Pendant le FIC, les équipes du capitaine de frégate Julien ont discrètement arpenté le salon, à la recherche de jeunes profils rares et d’outils innovants. Pour ses besoins quotidiens, le COS est très friand de systèmes de chiffrement souverains ou de logiciels capables d’interconnecter différents réseaux de communication. Plus globalement, il s’intéresse à toutes les briques technologiques susceptibles d’accélérer et d’optimiser les trois grands volets de son travail : l’évaluation des menaces, la prise de décision et l’action. Comme toutes les unités spéciales, le COS cherche à améliorer ses techniques de renseignement dans le cyberespace et à optimiser la représentation dans ses PC de situations tactiques complexes et évolutives ou encore les effets qu’il veut produire, tant sur le terrain que dans le cyberespace, théâtre à part entière, désormais, de la guerre. En témoigne l’affrontement numérique nourri auquel se livrent les Russes et les Ukrainiens, en dépit de la discrétion des observateurs occidentaux sur le sujet. Et en ayant toujours présent à l’esprit le souci de sa propre sécurité numérique.

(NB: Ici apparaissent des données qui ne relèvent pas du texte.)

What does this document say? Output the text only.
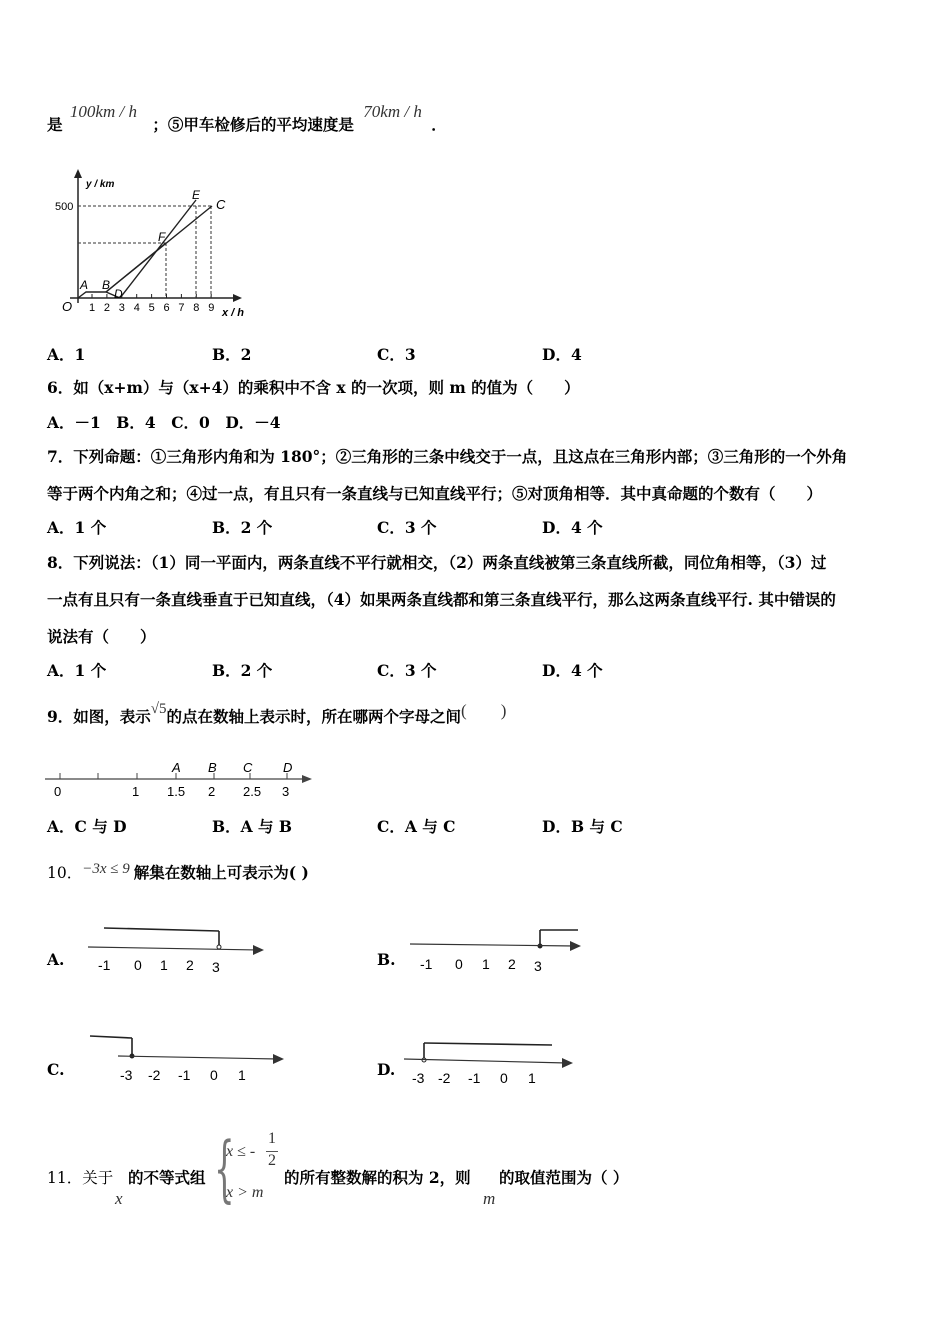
是 100km / h ；⑤甲车检修后的平均速度是 70km / h ．
y / km
x / h
O
500
1 2 3 4 5 6 7 8 9
A B
D
F
E
C
A．1	B．2	C．3	D．4
6．如（x+m）与（x+4）的乘积中不含 x 的一次项，则 m 的值为（　　）
A．－1　B．4　C．0　D．－4
7．下列命题：①三角形内角和为 180°；②三角形的三条中线交于一点，且这点在三角形内部；③三角形的一个外角
等于两个内角之和；④过一点，有且只有一条直线与已知直线平行；⑤对顶角相等．其中真命题的个数有（　　）
A．1 个	B．2 个	C．3 个	D．4 个
8．下列说法：（1）同一平面内，两条直线不平行就相交，（2）两条直线被第三条直线所截，同位角相等，（3）过
一点有且只有一条直线垂直于已知直线，（4）如果两条直线都和第三条直线平行，那么这两条直线平行. 其中错误的
说法有（　　）
A．1 个	B．2 个	C．3 个	D．4 个
9．如图，表示√5的点在数轴上表示时，所在哪两个字母之间(　　)
0	1 1.5 2 2.5 3
A B C D
A．C 与 D	B．A 与 B	C．A 与 C	D．B 与 C
10．−3x ≤ 9 解集在数轴上可表示为( )
A. -1 0 1 2 3	B. -1 0 1 2 3
C.	-3 -2 -1 0 1	D. -3 -2 -1 0 1
11．关于
x
的不等式组 {
x ≤ -
1
2
x > m
的所有整数解的积为 2，则
m
的取值范围为（ ）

La révolution numérique a impacté en profondeur le COS. Le grand tournant date de 2018, avec la création de son département « cyber » et le début de ses opérations de « défense active » dans le cyberespace, conformément à la doctrine des armées dont l’ex ministre Florence Parly a révélé en personne les grands pans au fur et à mesure de leur adoption. Depuis, le COS ne cesse de monter en puissance dans ce nouveau champ de la conflictualité. Actuellement, explique-t-on en interne, les opérations cyber enrichissent tout le cycle opérationnel des FS. Pour la partie renseignement, qui nourrit cette chaîne, le COS se distingue des autres unités spéciales, qui opèrent surtout sur le territoire national. La plupart du temps, il doit engager un homme en terrain réputé hostile afin de poser les capteurs qui permettent de récupérer l’information numérique ou pénétrer dans un réseau numérique. Cela implique une vraie prise de risque physique. En aval, la technologie numérique est désormais omniprésente. Sans elle, pas question de fusionner les informations contenues dans les différents supports (photos, images satellites, sites internet, téléphones). Impossible aussi de trier, analyser et recouper à la vitesse de la lumière ces données pour les faire parler et esquisser des identités et des portraits de cibles potentielles.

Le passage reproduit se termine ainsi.